Le mot hébraïque tefilah (תפילה) dérive du verbe palel (פלל), « juger » Nous employons la forme réfléchie lehitpalel (« prier ») qui signifie aussi « se juger soi-même ». Ainsi la prière est-elle un moment d'examen de conscience. Quand un homme s'adresse à D.ieu et prie pour recevoir Ses bénédictions, il doit inévitablement sonder son propre cœur pour voir s'il est à la hauteur de ce qui a été prescrit par D.ieu pour la vie quotidienne. S'il n'est pas homme à se duper soi-même, il sera plein d'humilité, et prendra conscience qu'il mérite à peine les bénédictions et les faveurs qu'il sollicite. Ce qui explique que nous insistions dans nos prières sur la miséricorde et la bonté divines, priant D.ieu d'exaucer les désirs de notre cœur, non parce que nous les méritions, mais même si nous ne les méritons pas. C'est aussi pourquoi nos prières, les jours de semaine, contiennent une confession des péchés que nous pourrions avoir commis sciemment ou inconsciemment. Nous prions pour que D.ieu nous accorde Son pardon, et nous prenons la résolution de nous amender. La prière nous aide à mener une vie meilleure sous tous les rapports, justement en vivant plus pleinement selon la Torah et les Mitsvot que D.ieu nous a prescrites.
« Avodah » – service
À un niveau encore supérieur, la prière devient avoda, « service ». La Torah nous commande de « servir D.ieu de tout notre cœur » et nos Sages disent : « Qu'est-ce que le service du cœur ? – C'est la prière ». Dans ce sens, la prière a pour but de purifier notre cœur et notre caractère.
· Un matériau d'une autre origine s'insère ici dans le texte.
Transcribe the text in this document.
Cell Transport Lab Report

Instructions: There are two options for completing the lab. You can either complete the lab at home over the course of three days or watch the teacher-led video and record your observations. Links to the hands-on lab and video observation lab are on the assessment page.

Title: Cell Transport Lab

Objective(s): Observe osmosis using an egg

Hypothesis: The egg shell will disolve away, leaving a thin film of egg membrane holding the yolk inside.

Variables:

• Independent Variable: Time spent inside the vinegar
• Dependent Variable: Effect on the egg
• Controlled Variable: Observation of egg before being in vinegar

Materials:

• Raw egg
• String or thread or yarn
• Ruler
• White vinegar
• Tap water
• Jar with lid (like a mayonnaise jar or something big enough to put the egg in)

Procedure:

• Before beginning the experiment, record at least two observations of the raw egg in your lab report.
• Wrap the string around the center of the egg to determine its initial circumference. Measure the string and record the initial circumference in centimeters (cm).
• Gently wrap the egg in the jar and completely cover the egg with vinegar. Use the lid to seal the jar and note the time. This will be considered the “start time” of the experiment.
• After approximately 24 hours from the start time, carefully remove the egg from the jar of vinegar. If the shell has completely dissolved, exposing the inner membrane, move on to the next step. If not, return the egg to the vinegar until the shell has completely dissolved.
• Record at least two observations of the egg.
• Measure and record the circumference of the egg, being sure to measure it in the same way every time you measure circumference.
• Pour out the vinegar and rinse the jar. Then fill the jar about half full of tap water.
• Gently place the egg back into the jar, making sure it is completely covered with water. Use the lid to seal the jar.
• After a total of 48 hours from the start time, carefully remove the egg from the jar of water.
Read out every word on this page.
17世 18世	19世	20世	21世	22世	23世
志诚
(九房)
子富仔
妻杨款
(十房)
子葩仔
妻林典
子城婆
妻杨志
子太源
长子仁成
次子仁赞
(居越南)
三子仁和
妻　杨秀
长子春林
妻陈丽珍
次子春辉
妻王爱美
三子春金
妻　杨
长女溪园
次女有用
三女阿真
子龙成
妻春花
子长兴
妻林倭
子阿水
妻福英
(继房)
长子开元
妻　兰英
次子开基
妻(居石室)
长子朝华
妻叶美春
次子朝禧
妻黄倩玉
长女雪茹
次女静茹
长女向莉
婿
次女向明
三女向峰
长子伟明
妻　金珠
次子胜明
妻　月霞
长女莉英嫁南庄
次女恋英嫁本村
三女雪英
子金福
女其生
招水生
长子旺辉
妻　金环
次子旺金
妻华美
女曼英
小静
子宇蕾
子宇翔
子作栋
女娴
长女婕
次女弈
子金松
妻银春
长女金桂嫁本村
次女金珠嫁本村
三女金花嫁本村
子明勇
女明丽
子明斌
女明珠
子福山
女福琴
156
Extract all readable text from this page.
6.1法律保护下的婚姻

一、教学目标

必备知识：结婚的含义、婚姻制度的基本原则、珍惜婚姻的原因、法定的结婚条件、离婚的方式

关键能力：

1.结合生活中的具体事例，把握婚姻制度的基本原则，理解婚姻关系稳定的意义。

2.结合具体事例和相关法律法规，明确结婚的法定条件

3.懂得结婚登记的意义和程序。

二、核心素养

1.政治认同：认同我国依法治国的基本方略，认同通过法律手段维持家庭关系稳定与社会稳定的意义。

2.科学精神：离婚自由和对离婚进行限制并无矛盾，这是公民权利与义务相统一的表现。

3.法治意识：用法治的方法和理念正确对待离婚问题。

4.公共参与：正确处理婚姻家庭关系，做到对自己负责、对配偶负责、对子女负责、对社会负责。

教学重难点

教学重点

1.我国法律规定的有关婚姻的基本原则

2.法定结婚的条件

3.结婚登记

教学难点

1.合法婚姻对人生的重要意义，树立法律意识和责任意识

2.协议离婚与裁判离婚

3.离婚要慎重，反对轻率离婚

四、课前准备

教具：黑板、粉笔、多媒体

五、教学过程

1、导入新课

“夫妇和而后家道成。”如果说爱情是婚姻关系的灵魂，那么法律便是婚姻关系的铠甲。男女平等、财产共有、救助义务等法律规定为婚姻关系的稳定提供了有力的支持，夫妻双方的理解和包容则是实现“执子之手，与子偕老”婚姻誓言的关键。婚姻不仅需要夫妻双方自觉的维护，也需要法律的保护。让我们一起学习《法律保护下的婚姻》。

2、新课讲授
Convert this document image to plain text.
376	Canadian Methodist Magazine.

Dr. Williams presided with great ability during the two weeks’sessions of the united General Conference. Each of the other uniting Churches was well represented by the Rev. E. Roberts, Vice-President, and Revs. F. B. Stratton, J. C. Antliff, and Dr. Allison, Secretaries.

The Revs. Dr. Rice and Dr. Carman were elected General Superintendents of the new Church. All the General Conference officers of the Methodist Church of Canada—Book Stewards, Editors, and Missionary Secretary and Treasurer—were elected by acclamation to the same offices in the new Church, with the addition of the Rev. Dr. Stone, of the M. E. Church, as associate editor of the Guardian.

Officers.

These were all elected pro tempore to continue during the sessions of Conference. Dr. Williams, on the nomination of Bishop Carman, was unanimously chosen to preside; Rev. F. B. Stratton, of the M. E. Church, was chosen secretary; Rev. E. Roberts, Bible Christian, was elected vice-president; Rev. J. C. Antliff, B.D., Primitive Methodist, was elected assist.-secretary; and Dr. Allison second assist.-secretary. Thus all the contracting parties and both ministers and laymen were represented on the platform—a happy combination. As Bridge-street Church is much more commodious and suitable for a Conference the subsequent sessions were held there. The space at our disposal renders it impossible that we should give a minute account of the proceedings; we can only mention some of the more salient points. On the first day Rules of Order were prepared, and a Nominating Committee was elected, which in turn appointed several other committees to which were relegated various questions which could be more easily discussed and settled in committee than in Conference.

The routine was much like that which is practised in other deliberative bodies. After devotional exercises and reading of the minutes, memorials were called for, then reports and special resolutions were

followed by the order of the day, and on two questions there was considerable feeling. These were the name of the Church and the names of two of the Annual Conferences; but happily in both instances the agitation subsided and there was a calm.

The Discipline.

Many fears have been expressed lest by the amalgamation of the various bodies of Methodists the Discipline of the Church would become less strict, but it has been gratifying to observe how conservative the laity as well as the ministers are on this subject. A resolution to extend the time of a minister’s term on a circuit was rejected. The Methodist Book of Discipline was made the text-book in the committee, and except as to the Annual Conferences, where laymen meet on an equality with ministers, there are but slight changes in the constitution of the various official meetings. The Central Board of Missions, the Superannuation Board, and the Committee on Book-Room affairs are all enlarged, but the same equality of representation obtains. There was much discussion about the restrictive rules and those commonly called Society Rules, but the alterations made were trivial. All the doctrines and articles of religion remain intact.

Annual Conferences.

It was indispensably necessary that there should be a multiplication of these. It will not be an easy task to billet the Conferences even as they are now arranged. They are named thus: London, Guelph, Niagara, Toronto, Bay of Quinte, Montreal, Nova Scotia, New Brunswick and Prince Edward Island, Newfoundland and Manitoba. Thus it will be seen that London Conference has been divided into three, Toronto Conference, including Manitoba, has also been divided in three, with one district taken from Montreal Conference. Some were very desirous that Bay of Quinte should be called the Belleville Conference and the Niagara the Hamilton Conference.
Dans son sens immédiat, avodah se traduit par « travail ». Nous travaillons avec une matière première que nous transformons en un produit fini et affiné. Durant le processus, nous éliminons les impuretés, ou la grossièreté, de la matière première, qu'il s'agisse d'une pièce de bois ou d'un diamant brut, en faisant un objet d'utilité ou de beauté. Le tanneur, par exemple, part de la peau brute et, après de nombreuses manipulations, la transforme en cuir d'une grande finesse. Le parchemin dont on se sert pour l'écriture d'un Séfer Torah, d'une Mezouzah ou des Tefiline, est fait avec la peau d'un animal cachère. Il en est de même de la laine brute, pleine de graisse et d'autres impuretés et qui, après de nombreux traitements, devient une belle laine dont nous pouvons faire non seulement de beaux lainages destinés à nous protéger contre le froid, mais aussi un Talith ou des Tsitsith.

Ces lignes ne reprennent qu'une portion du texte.